Then, only moments after Reid's misfortune, sprint race winner Loïc Duval encountered a clutch problem that led to him stalling the French car on the formation lap and forcing the 25-year-old to start the race from the back of the grid, potentially putting both title rivals immediately out of contention.
Whilst Reid would go on to take the chequered flag a lowly ninth to at least salvage a couple of – potentially crucial – points, Duval made steady progress and by lap 16 had caught the USA's Jonathan Summerton and Canada's Robert Wickens for sixth place. In an ambitious move four laps later, the Chartres-born ace snuck down the inside of the ‘We The People' entry, forcing Summerton to run off the track and ultimately ending his race.
A drive-through penalty for causing an avoidable collision was the result, but in any case all would eventually come to nothing as the clutch issue reared its ugly head again during his second compulsory pit-stop on lap 31, bringing a premature end to France's charge and dashing any hopes of a dream double victory for the inaugural series champions on what may have been Duval's A1GP swansong.
That handed a lifeline to Jani, who needed to score heavily after throwing away eleven points in the sprint race when he had run wide with just two laps to go.
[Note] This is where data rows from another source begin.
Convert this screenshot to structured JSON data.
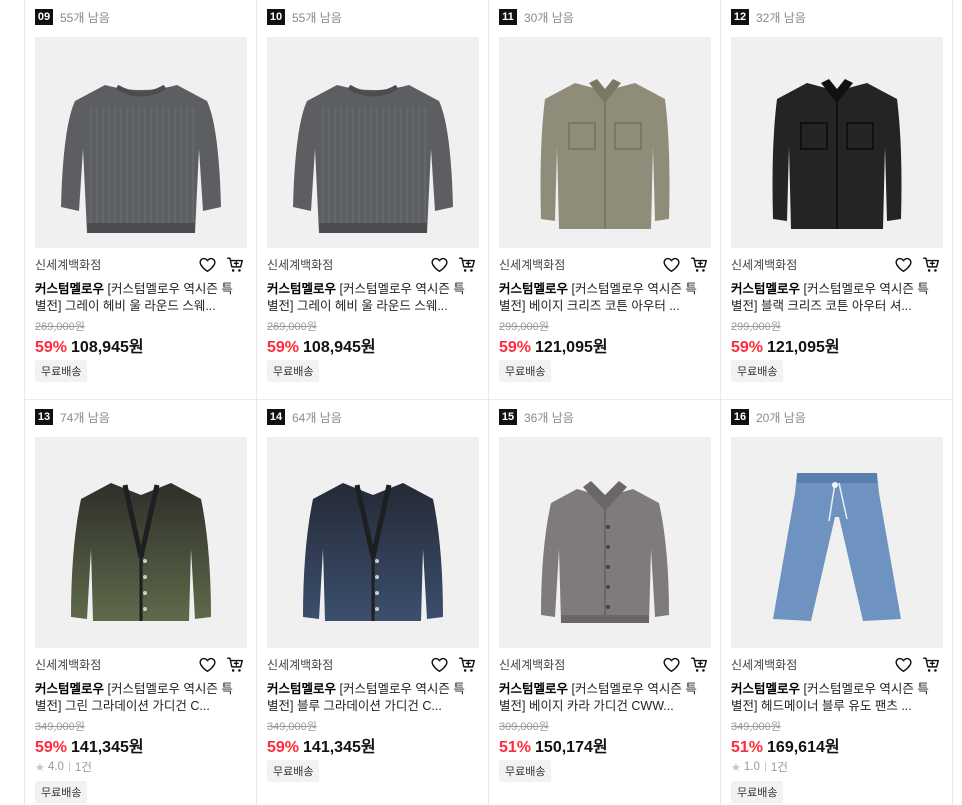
{
  "products": [
    {
      "rank": "09",
      "remaining": "55개 남음",
      "store": "신세계백화점",
      "brand": "커스텀멜로우",
      "title": " [커스텀멜로우 역시즌 특별전] 그레이 헤비 울 라운드 스웨...",
      "original_price": "269,000원",
      "discount": "59%",
      "price": "108,945원",
      "rating": "",
      "reviews": "",
      "shipping": "무료배송",
      "image": "sweater-gray",
      "color": "#5c5e62",
      "accent": "#4a4c50"
    },
    {
      "rank": "10",
      "remaining": "55개 남음",
      "store": "신세계백화점",
      "brand": "커스텀멜로우",
      "title": " [커스텀멜로우 역시즌 특별전] 그레이 헤비 울 라운드 스웨...",
      "original_price": "269,000원",
      "discount": "59%",
      "price": "108,945원",
      "rating": "",
      "reviews": "",
      "shipping": "무료배송",
      "image": "sweater-gray",
      "color": "#5c5e62",
      "accent": "#4a4c50"
    },
    {
      "rank": "11",
      "remaining": "30개 남음",
      "store": "신세계백화점",
      "brand": "커스텀멜로우",
      "title": " [커스텀멜로우 역시즌 특별전] 베이지 크리즈 코튼 아우터 ...",
      "original_price": "299,000원",
      "discount": "59%",
      "price": "121,095원",
      "rating": "",
      "reviews": "",
      "shipping": "무료배송",
      "image": "shirt-jacket",
      "color": "#8f8c79",
      "accent": "#7a7765"
    },
    {
      "rank": "12",
      "remaining": "32개 남음",
      "store": "신세계백화점",
      "brand": "커스텀멜로우",
      "title": " [커스텀멜로우 역시즌 특별전] 블랙 크리즈 코튼 아우터 셔...",
      "original_price": "299,000원",
      "discount": "59%",
      "price": "121,095원",
      "rating": "",
      "reviews": "",
      "shipping": "무료배송",
      "image": "shirt-jacket",
      "color": "#242424",
      "accent": "#111111"
    },
    {
      "rank": "13",
      "remaining": "74개 남음",
      "store": "신세계백화점",
      "brand": "커스텀멜로우",
      "title": " [커스텀멜로우 역시즌 특별전] 그린 그라데이션 가디건 C...",
      "original_price": "349,000원",
      "discount": "59%",
      "price": "141,345원",
      "rating": "4.0",
      "reviews": "1건",
      "shipping": "무료배송",
      "image": "cardigan",
      "color": "#5f6a4a",
      "accent": "#2e2f2a"
    },
    {
      "rank": "14",
      "remaining": "64개 남음",
      "store": "신세계백화점",
      "brand": "커스텀멜로우",
      "title": " [커스텀멜로우 역시즌 특별전] 블루 그라데이션 가디건 C...",
      "original_price": "349,000원",
      "discount": "59%",
      "price": "141,345원",
      "rating": "",
      "reviews": "",
      "shipping": "무료배송",
      "image": "cardigan",
      "color": "#3c4f6e",
      "accent": "#242a36"
    },
    {
      "rank": "15",
      "remaining": "36개 남음",
      "store": "신세계백화점",
      "brand": "커스텀멜로우",
      "title": " [커스텀멜로우 역시즌 특별전] 베이지 카라 가디건 CWW...",
      "original_price": "309,000원",
      "discount": "51%",
      "price": "150,174원",
      "rating": "",
      "reviews": "",
      "shipping": "무료배송",
      "image": "collar-cardigan",
      "color": "#807b7b",
      "accent": "#6c6767"
    },
    {
      "rank": "16",
      "remaining": "20개 남음",
      "store": "신세계백화점",
      "brand": "커스텀멜로우",
      "title": " [커스텀멜로우 역시즌 특별전] 헤드메이너 블루 유도 팬츠 ...",
      "original_price": "349,000원",
      "discount": "51%",
      "price": "169,614원",
      "rating": "1.0",
      "reviews": "1건",
      "shipping": "무료배송",
      "image": "pants",
      "color": "#6f93c0",
      "accent": "#5b7fad"
    }
  ]
}
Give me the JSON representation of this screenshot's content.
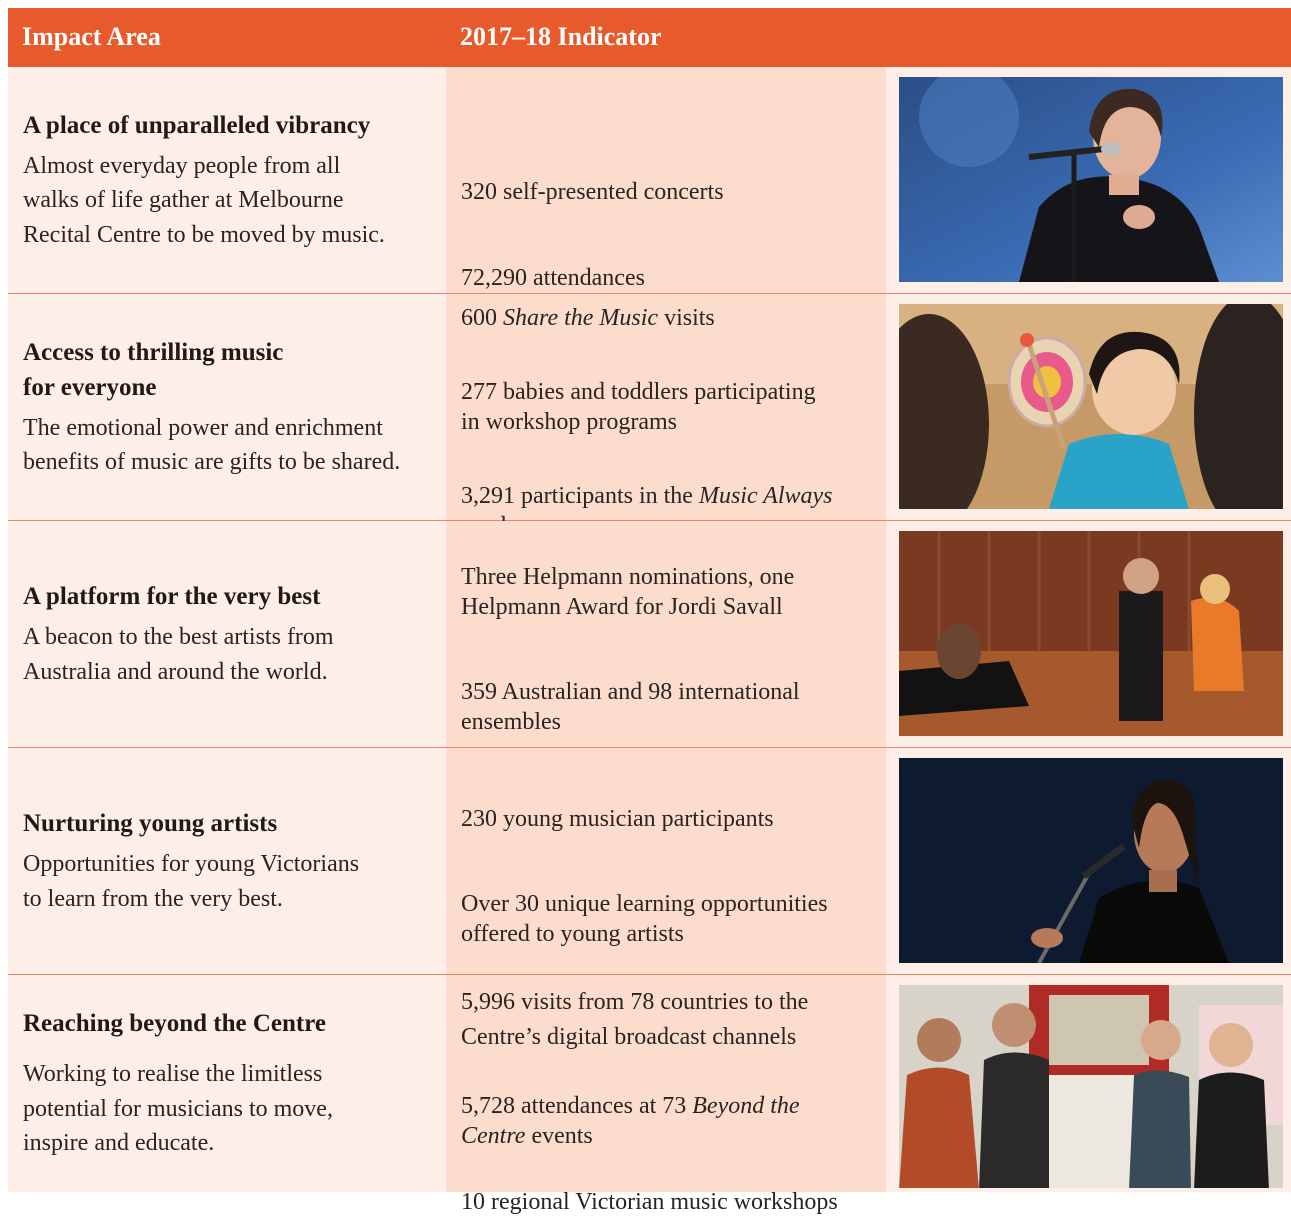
{
  "header": {
    "col1": "Impact Area",
    "col2": "2017–18 Indicator"
  },
  "rows": [
    {
      "title": "A place of unparalleled vibrancy",
      "desc": "Almost everyday people from all\nwalks of life gather at Melbourne\nRecital Centre to be moved by music.",
      "indicators": [
        [
          "320 self-presented concerts"
        ],
        [
          "72,290 attendances"
        ]
      ]
    },
    {
      "title": "Access to thrilling music\nfor everyone",
      "desc": "The emotional power and enrichment\nbenefits of music are gifts to be shared.",
      "indicators": [
        [
          "600 ",
          "Share the Music",
          " visits"
        ],
        [
          "277 babies and toddlers participating\nin workshop programs"
        ],
        [
          "3,291 participants in the ",
          "Music Always",
          "\naged care program"
        ]
      ]
    },
    {
      "title": "A platform for the very best",
      "desc": "A beacon to the best artists from\nAustralia and around the world.",
      "indicators": [
        [
          "Three Helpmann nominations, one\nHelpmann Award for Jordi Savall"
        ],
        [
          "359 Australian and 98 international\nensembles"
        ]
      ]
    },
    {
      "title": "Nurturing young artists",
      "desc": "Opportunities for young Victorians\nto learn from the very best.",
      "indicators": [
        [
          "230 young musician participants"
        ],
        [
          "Over 30 unique learning opportunities\noffered to young artists"
        ]
      ]
    },
    {
      "title": "Reaching beyond the Centre",
      "desc": "Working to realise the limitless\npotential for musicians to move,\ninspire and educate.",
      "indicators": [
        [
          "5,996 visits from 78 countries to the\nCentre’s digital broadcast channels"
        ],
        [
          "5,728 attendances at 73 ",
          "Beyond the\nCentre",
          " events"
        ],
        [
          "10 regional Victorian music workshops"
        ]
      ]
    }
  ],
  "colors": {
    "header": "#e65a2c",
    "col_light": "#fdeee7",
    "col_mid": "#fbdccd",
    "divider": "#e8876a"
  }
}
His second place in the feature event kept Switzerland well in the title chase, just three points adrift of new joint leaders New Zealand and France.
“I had a bad take-off,” the former Champ car front-runner admitted, “but the second part of my start was good. As the cars were rolling down I had to have my foot on the brake, as I didn't want to have the same mistake I had at the last race when I was penalised for making a false start. It was still enough to be P1 into the first lap and I could just keep that position with more-or-less the same pace as the guys behind me.